L’altra cosa è il gesto di chinarsi sull’uomo della strada, allusione forte all’altra icona del Samaritano cui si fa riferimento. Attraverso di noi è Cristo che si china sull’umanità dolente. Questa è una prospettiva fondamentale. Voglio dire che non siamo noi che siamo così brave a caricarsi sulle nostre spalle l’uomo sofferente, perché noi stesse siamo insieme ai nostri contemporanei queste persone sul ciglio della strada. È Cristo che continua a chinarsi su di noi. E si serve di noi, che abbiamo conosciuto il suo amore, per continuare a farlo”.

Ma la nuova vita consacrata richiede anche e soprattutto comunità nuove. Condividere una missione per rifondarla su quali basi?

“Credo che proprio uno dei capisaldi di questa unità della vita consacrata di cui parlavo prima sia la testimonianza della comunione fraterna. Che diventa anche questa, un piccolo segno profetico per la Chiesa e per l’umanità. Mi sembra di capire che quello che nel mondo di oggi non funziona è proprio la vita di relazione alle prese con una profonda crisi. Dove sta, allora, la profezia?

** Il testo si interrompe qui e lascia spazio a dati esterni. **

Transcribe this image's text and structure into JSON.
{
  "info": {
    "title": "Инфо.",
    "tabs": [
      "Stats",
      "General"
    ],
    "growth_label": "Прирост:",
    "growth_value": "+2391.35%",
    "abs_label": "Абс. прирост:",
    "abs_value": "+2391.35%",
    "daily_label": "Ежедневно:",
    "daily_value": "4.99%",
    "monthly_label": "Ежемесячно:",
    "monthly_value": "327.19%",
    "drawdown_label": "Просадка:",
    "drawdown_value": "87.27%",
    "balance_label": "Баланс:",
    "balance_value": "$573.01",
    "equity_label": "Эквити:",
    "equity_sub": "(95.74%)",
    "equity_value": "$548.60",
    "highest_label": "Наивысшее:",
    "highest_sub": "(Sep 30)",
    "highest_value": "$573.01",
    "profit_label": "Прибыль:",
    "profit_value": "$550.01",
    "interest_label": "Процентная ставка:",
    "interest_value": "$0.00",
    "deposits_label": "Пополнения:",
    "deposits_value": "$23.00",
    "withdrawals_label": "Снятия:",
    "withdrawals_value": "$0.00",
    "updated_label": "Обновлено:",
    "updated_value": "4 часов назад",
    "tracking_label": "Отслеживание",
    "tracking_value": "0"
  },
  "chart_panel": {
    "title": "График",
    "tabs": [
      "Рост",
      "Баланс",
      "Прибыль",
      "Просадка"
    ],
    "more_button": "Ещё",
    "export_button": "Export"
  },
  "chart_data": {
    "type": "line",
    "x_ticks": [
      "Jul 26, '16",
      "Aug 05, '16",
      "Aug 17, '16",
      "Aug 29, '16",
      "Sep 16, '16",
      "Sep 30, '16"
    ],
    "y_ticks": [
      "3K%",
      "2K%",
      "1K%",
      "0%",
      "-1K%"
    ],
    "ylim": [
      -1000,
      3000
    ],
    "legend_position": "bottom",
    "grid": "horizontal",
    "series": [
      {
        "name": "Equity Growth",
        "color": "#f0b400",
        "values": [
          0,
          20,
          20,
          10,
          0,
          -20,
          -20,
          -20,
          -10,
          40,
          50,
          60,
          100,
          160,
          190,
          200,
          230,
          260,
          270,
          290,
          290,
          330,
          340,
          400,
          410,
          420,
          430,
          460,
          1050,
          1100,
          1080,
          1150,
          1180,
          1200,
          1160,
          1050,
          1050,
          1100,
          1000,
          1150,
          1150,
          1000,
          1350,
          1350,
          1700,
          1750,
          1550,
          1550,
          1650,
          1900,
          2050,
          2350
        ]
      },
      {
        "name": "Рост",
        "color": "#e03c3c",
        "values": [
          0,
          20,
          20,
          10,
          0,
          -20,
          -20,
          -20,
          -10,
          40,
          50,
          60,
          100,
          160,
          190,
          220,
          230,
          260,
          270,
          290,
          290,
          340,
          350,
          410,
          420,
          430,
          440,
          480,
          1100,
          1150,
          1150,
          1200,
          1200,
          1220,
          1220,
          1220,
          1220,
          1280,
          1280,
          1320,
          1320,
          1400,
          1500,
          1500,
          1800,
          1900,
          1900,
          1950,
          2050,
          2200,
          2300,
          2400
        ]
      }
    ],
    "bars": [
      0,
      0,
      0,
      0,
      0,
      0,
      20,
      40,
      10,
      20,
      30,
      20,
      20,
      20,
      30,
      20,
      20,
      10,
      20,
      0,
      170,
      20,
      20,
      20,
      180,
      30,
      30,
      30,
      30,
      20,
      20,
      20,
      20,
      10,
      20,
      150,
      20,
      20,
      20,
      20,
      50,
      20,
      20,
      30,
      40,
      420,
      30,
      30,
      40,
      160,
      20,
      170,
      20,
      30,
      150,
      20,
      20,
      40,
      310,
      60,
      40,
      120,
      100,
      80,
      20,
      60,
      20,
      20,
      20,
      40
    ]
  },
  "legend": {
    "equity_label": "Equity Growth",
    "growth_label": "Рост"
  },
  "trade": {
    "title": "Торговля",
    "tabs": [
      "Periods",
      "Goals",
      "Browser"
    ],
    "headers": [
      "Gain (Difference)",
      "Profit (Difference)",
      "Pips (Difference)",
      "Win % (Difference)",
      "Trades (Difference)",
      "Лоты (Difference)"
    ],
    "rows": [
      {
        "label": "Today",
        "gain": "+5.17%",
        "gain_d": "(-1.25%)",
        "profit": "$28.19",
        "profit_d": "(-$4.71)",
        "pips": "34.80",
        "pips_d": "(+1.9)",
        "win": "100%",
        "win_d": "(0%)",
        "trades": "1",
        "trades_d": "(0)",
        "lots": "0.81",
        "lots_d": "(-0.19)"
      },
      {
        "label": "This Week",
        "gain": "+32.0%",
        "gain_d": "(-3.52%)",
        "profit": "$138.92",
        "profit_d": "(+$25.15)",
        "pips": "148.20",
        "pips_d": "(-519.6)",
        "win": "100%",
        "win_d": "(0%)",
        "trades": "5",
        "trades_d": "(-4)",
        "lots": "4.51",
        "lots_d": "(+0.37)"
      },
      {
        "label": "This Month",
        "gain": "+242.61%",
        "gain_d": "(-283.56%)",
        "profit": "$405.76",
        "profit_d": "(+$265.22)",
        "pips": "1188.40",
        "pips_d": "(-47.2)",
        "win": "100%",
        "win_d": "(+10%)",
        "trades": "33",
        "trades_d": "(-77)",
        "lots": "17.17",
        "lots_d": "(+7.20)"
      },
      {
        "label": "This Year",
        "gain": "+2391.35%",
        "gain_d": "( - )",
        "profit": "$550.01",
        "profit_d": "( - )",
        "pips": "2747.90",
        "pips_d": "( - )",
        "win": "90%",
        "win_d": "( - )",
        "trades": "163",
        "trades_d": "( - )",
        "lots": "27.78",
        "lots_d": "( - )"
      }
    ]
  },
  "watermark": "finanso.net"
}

Noi che siamo chiamati a contemplare le relazioni trinitarie e che vogliamo starci dentro come figli nel Figlio e nello Spirito che tesse questa comunione, non siamo ancora esperti di comunione.

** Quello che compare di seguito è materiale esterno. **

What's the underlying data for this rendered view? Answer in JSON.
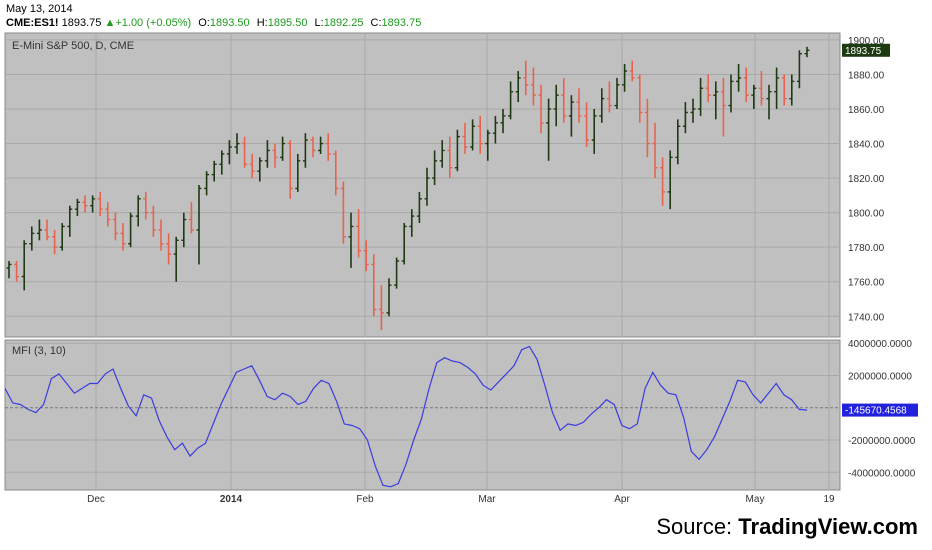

Lo saremo quando arriveremo a credere che Dio può, con la nostra debolezza, farci diventare uno. Può tesserla Lui questa comunione facendo sì che noi, di giorno in giorno, ci accogliamo e ci perdoniamo. Ed è questa forza di ricominciare che può essere profetica. Nel momento in cui sembra lacerarsi maggiormente il tessuto della società, noi consacrati possiamo testimoniare che ogni lacerazione può essere riconciliata. E dove sta la novità della comunità? Sta nel fatto che la comunità è capace di intessere relazioni intessute dallo Spirito di Dio. Dunque, c’è sempre lo spazio per perdonarsi e riconciliarsi. Questo diventa un segno e una profezia”.

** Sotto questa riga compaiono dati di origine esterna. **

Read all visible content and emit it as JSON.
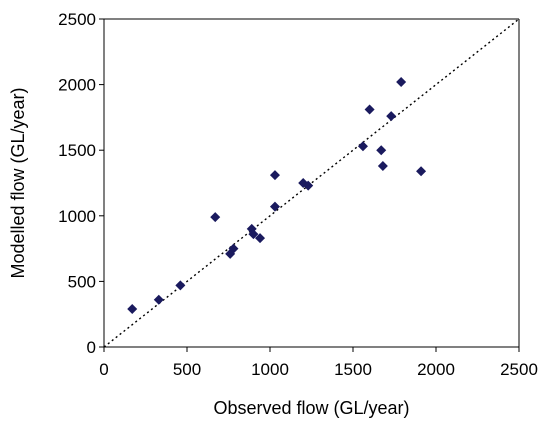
{
  "chart_data": {
    "type": "scatter",
    "title": "",
    "xlabel": "Observed flow (GL/year)",
    "ylabel": "Modelled flow (GL/year)",
    "xlim": [
      0,
      2500
    ],
    "ylim": [
      0,
      2500
    ],
    "xticks": [
      0,
      500,
      1000,
      1500,
      2000,
      2500
    ],
    "yticks": [
      0,
      500,
      1000,
      1500,
      2000,
      2500
    ],
    "grid": false,
    "legend": "none",
    "reference_line": {
      "style": "dotted",
      "from": [
        0,
        0
      ],
      "to": [
        2500,
        2500
      ]
    },
    "marker": {
      "shape": "diamond",
      "color": "#1a1a5e"
    },
    "series": [
      {
        "points": [
          {
            "x": 170,
            "y": 290
          },
          {
            "x": 330,
            "y": 360
          },
          {
            "x": 460,
            "y": 470
          },
          {
            "x": 670,
            "y": 990
          },
          {
            "x": 760,
            "y": 710
          },
          {
            "x": 780,
            "y": 750
          },
          {
            "x": 890,
            "y": 900
          },
          {
            "x": 900,
            "y": 860
          },
          {
            "x": 940,
            "y": 830
          },
          {
            "x": 1030,
            "y": 1310
          },
          {
            "x": 1030,
            "y": 1070
          },
          {
            "x": 1200,
            "y": 1250
          },
          {
            "x": 1230,
            "y": 1230
          },
          {
            "x": 1560,
            "y": 1530
          },
          {
            "x": 1600,
            "y": 1810
          },
          {
            "x": 1670,
            "y": 1500
          },
          {
            "x": 1680,
            "y": 1380
          },
          {
            "x": 1730,
            "y": 1760
          },
          {
            "x": 1790,
            "y": 2020
          },
          {
            "x": 1910,
            "y": 1340
          }
        ]
      }
    ]
  }
}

Infatti non a caso si legge della volontà di voler “configurare una vita consacrata autenticamente samaritana”.

“E’ una bella espressione che fa riferimento alle due icone bibliche. Nelle persone che si accostano a Cristo in modo autentico, pur nella marginalità della loro collocazione sociale, si possono intravedere il dono del risanamento di tutte le dicotomie che ci affliggono, ad esempio tra spiritualità e missione”.